Так все и продолжалось. Однажды Минна застала Флисса в гостиной, закусывающего шоколадным пирожным, и тот протянул ей пустую чашку, беспечно намекая на добавку кофе.
Несколько дней спустя она проснулась от шума дождя. Вода капала, капала, капала, не переставая, на пол у ее кровати. Минна поставила под струи свинцовую кастрюлю, и звук стал громче. Она растворила деревянные ставни, думая, что мир выглядит угнетающе: небеса, деревья, река, все смешалось в непроницаемое пятно серого цвета, затем оделась и пошла вниз, чтобы присутствовать при завтраке детей. В гостиной увидела Флисса. Тот, как та девочка из «Трех медведей», восседал на стуле Фрейда, читал газету и прихлебывал кофе из хрупкой чашки на блюдце «лучшего фарфора Марты» – сервиза, который никому не разрешалось трогать.
Странно ревновать к мужчине. Уже от одного вида Флисса Минну затошнило. Глазки, как бусинки, лоб неандертальца и густая спутанная борода, сросшиеся брови. И голос. Противный и иронически-гнусавый.
Минна наблюдала, как Флисс глотнул кофе, пролил темную жидкость на блюдце и с рассеянным видом поставил чашку на старинный приставной стол. Не сдержавшись, Минна схватила чашку и вытерла стол краем юбки.
– Вы оставили след, – сухо сказала она.
А потом услышала шум позади себя и, обернувшись, увидела, что Фрейд стоит в дверном проеме, глядя на нее темным отсутствующим взглядом.
– Вытрешь позже, – резко проговорил он.
Она собралась ответить, но его лицо сузилось и застыло. Минна поставила чашку назад на мокрое блюдце и молча вышла из комнаты. Да как он смеет обращаться с ней, будто с прислугой? Она вернулась к себе лелеять свой поникший дух, но страх выполз из желудка и заполнил голову. К ее удивлению, слезы хлынули из глаз.Глава 36
В воскресенье, как обычно, семья Фрейда собралась на обед у его родителей. Ровно в полдень Минна, Марта и дети забрались в переполненный омнибус. С утра шел дождь, погода резко изменилась за ночь, лошади трусили по булыжным мостовым, фыркая струями пара.
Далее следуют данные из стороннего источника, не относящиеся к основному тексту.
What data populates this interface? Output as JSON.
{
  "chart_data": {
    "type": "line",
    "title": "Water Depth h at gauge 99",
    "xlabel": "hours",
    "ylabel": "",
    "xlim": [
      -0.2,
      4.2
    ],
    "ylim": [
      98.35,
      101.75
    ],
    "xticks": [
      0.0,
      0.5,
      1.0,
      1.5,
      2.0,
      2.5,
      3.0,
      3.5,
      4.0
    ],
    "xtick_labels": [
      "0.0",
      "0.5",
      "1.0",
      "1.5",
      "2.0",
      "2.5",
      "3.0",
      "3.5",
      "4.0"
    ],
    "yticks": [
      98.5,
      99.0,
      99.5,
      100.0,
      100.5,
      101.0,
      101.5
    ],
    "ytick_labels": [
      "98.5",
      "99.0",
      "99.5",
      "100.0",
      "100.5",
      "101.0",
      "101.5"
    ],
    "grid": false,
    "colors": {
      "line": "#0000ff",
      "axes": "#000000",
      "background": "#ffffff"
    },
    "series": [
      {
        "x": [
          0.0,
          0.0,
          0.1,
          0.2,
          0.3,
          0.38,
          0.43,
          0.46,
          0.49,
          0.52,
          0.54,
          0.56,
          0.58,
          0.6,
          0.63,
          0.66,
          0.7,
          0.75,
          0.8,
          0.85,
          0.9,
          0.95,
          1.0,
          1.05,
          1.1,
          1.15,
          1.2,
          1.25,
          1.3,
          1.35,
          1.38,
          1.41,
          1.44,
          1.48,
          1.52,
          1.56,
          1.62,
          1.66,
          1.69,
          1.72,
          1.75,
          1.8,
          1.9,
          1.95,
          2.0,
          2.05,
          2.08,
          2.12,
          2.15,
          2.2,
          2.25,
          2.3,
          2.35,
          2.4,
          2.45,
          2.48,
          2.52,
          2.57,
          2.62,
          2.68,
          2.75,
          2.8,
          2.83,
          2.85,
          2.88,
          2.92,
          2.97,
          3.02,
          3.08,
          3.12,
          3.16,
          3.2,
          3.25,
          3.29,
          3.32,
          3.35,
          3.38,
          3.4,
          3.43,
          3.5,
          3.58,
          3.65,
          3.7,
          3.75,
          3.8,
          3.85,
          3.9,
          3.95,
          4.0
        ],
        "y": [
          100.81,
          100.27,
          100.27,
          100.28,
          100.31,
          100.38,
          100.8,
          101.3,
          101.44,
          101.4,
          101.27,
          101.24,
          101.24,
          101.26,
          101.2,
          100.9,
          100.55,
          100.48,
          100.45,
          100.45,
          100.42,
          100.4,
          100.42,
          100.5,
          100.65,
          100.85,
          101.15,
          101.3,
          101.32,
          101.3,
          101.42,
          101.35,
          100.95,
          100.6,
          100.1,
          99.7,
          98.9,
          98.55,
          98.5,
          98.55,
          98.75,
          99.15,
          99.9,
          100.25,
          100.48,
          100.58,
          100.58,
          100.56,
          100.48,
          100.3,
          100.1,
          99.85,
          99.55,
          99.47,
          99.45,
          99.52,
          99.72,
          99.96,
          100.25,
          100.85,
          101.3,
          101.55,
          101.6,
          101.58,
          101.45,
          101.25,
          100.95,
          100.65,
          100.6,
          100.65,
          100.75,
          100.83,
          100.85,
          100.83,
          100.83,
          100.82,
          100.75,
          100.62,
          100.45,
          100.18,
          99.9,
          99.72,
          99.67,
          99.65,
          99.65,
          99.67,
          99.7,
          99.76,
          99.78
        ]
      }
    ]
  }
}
По мнению Минны, кондукторы в омнибусах были хуже бандитов, вымогая у пассажиров кучу денег за проезд. Прежде чем плата за проезд стала фиксированной, возникали многочисленные споры и ссоры, сколько кондукторы просят за проезд из пункта A в пункт B. Но в конце концов городской совет установил цены, которые сделали путешествия на любые расстояния менее разорительными.
Минна поправила шаль и пригладила платье. Окна покрывались туманом и слякотью, густым влажным маревом затягивалось небо. Дети в лучшей праздничной одежде нахохлились, терли глаза и молча глядели в исполосованные грязью окна.
– Я задыхаюсь! – вскричал Мартин, наклонился и отворил окно.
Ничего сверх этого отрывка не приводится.